Conclusion: EBUS-TBNA alone and the combination of EBUS-MFB and EBUS-TBNA demonstrated comparable tissue adequacy, with EBUS-TBNA exhibiting better specimen characteristics, potentially sufficient for various molecular analyses. The addition of EBUS-MFB, performed using the GS-dilatation technique, to EBUS-TBNA improved the diagnostic yield and proved to be a safe and efficient approach, particularly in non-malignant diseases.

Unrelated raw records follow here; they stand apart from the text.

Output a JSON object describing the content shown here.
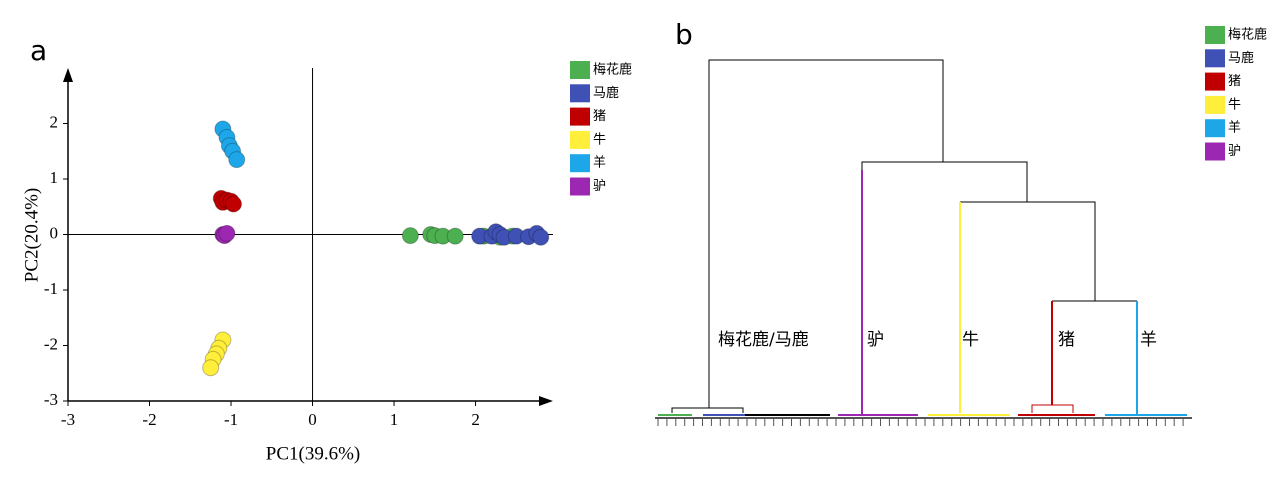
{
  "chart_data": [
    {
      "type": "scatter",
      "panel": "a",
      "x_label": "PC1(39.6%)",
      "y_label": "PC2(20.4%)",
      "xlim": [
        -3,
        2.95
      ],
      "ylim": [
        -3,
        3
      ],
      "xticks": [
        -3,
        -2,
        -1,
        0,
        1,
        2
      ],
      "yticks": [
        -3,
        -2,
        -1,
        0,
        1,
        2
      ],
      "series": [
        {
          "name": "梅花鹿",
          "color": "#4caf50",
          "x": [
            1.2,
            1.45,
            1.5,
            1.6,
            1.75,
            2.1,
            2.3,
            2.45
          ],
          "values": [
            -0.02,
            0,
            -0.02,
            -0.03,
            -0.03,
            -0.03,
            -0.05,
            -0.03
          ]
        },
        {
          "name": "马鹿",
          "color": "#3f51b5",
          "x": [
            2.05,
            2.2,
            2.25,
            2.3,
            2.35,
            2.5,
            2.65,
            2.75,
            2.8
          ],
          "values": [
            -0.03,
            -0.03,
            0.05,
            0,
            -0.05,
            -0.03,
            -0.04,
            0.02,
            -0.05
          ]
        },
        {
          "name": "猪",
          "color": "#c00000",
          "x": [
            -1.12,
            -1.1,
            -1.05,
            -1.0,
            -0.97
          ],
          "values": [
            0.65,
            0.58,
            0.62,
            0.6,
            0.55
          ]
        },
        {
          "name": "牛",
          "color": "#ffee3a",
          "x": [
            -1.1,
            -1.15,
            -1.18,
            -1.22,
            -1.25
          ],
          "values": [
            -1.9,
            -2.05,
            -2.15,
            -2.25,
            -2.4
          ]
        },
        {
          "name": "羊",
          "color": "#1ea7e8",
          "x": [
            -1.1,
            -1.05,
            -1.02,
            -0.98,
            -0.93
          ],
          "values": [
            1.9,
            1.75,
            1.6,
            1.5,
            1.35
          ]
        },
        {
          "name": "驴",
          "color": "#9c27b0",
          "x": [
            -1.1,
            -1.08,
            -1.05
          ],
          "values": [
            0,
            -0.02,
            0.02
          ]
        }
      ]
    },
    {
      "type": "dendrogram",
      "panel": "b",
      "series": [
        {
          "name": "梅花鹿",
          "color": "#4caf50"
        },
        {
          "name": "马鹿",
          "color": "#3f51b5"
        },
        {
          "name": "猪",
          "color": "#c00000"
        },
        {
          "name": "牛",
          "color": "#ffee3a"
        },
        {
          "name": "羊",
          "color": "#1ea7e8"
        },
        {
          "name": "驴",
          "color": "#9c27b0"
        }
      ],
      "labels": [
        "梅花鹿/马鹿",
        "驴",
        "牛",
        "猪",
        "羊"
      ]
    }
  ]
}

Keywords: Endobronchial Ultrasound; Mediastinal and Hilar Lymphadenopathy; Miniforcep Biopsy; Tissue Adequacy; Transbronchial Needle Aspiration.

Fig. 1.

Endoscopic view of lymph node biopsy and endobronchial ultrasound procedure. (A) Image depicts the puncture site created by the transbronchial needle aspiration needle’s guide sheath. (B) Image illustrates the miniforcep, extended from the working channel, penetrating the bronchial wall and entering the right interlobar space. (C) Image presents the endobronchial ultrasound image of the right interlobar lymph node, with the opening of the miniforcep clearly visible within the lymph node. (D) Image displays the miniforcep being opened and slightly advanced for lymph node tissue biopsy.

Fig. 2.

Diagnostic flow diagram. *No lymphoid stroma and no specific diagnosis. EBUS: endobronchial ultrasound; TBNA: transbronchial needle aspiration; MFB: miniforcep biopsy; LN: lymph node.

Fig. 3.

Sampling node from discordant case between endobronchial ultrasound-guided transbronchial needle aspiration (EBUS-TBNA) and EBUS-miniforcep biopsy (MFB). (A, B) Images illustrate samples from a patient with tuberculous lymphadenitis. The TBNA specimen in (A) presents entirely granular eosinophilic necrotic material without any granuloma (original magnification ×400). In contrast, the MFB specimen in (B) demonstrates an area of necrosis with a vague aggregate of epithelioid histiocyte, suggestive of granulomatous inflammation (original magnification ×400). (C, D) Image illustrate samples from patient with diffuse large B-cell lymphoma. In (C), the TBNA specimen shows small fragments of crushed lymphoid stroma (original magnification ×400), while (D), the MFB specimen, reveals diffuse, highly cellular infiltration of malignant small round cells, thereby confirming a lymphoma diagnosis with adequate tissue sample.